Preocupante antes mesmo do primeiro caso da Covid-19 chegar a Mato Grosso do Sul, o déficit de profissionais da Enfermagem no estado é crítico durante a segunda onda da doença que atinge o estado. O Coren-MS recomenda que os secretários de Saúde ajam prontamente diante disso, fazendo contratações emergenciais quando possível e remanejamento de profissionais para as instituições de saúde mais prejudicadas.

Em Corumbá, por exemplo, 40 profissionais da Enfermagem estão afastados em decorrência da infecção. A rede pública de Saúde do município, que fica na fronteira com a Bolívia, sofre com o desfalque na assistência e não encontra técnicos de enfermagem disponíveis para contratação temporária.

Nas duas principais cidades do interior, Dourados e Três Lagoas, a situação também é de crise no quadro de pessoal das unidades de Saúde. Formandos da Enfermagem tiveram a colação de grau antecipada pelas instituições de ensino e estão sendo inscritos e registrados pelo Coren-MS de forma excepcional para que já possam atuar profissionalmente nas regiões.

O presidente do Coren-MS, Dr. Sebastião Duarte, entrou em contato com alguns secretários de Saúde do interior do estado.

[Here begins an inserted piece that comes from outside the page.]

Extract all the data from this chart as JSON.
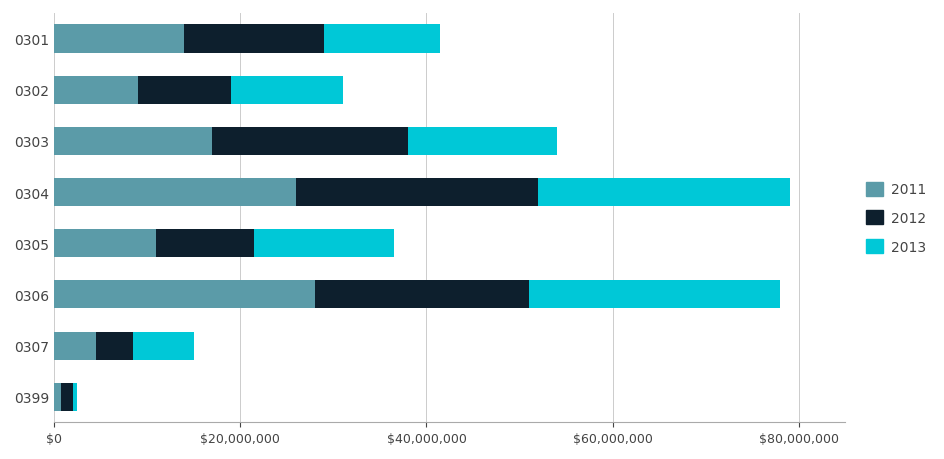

A sugestão dada foi remanejar profissionais da Atenção Primária à Saúde para hospitais e viabilizar contratações para reforçar a assistência, assim como fizeram a Santa Casa de Campo Grande e o Hospital Regional de Mato Grosso do Sul.

Vacinação – Além do déficit quantitativo na Enfermagem para assistência direta aos pacientes, o Coren-MS chama atenção para provável insuficiência desses mesmos profissionais para atuação nas salas de vacina do estado quando o programa nacional de vacinação contra a Covid-19 começar.

O Conselho se mobiliza para apurar possível falta de insumos para vacina, como agulhas e seringas, e se há ou haverá oferta de capacitações para a imunização contra a Covid-19 em Mato Grosso do Sul. “Considerando que imunizantes de diferentes tipos seguem diferentes processos de aplicação aprendidos pelo profissional da saúde, será necessário capacitar e publicar notas técnicas para orientação”, afirma o Dr. Sebastião.

A apuração é feita por meio de fiscalização de diagnóstico, cujos resultados serão publicados em breve. “Uma prévia é que os dados não são animadores. Não adianta estipularmos uma data para a vacinação se não treinarmos profissionais, investirmos em recursos humanos e não tivermos os materiais que viabilizam a aplicação da vacina”, adianta o presidente do Coren-MS.

Outra recomendação do Coren-MS para os secretários de Saúde é que preparem seus municípios para a vacinação em massa da população priorizando os grupos mais vulneráveis e de risco, e disponibilizem às instituições os materiais e recursos humanos necessários, identificando o quanto antes problemas que possam dificultar o acesso à imunização.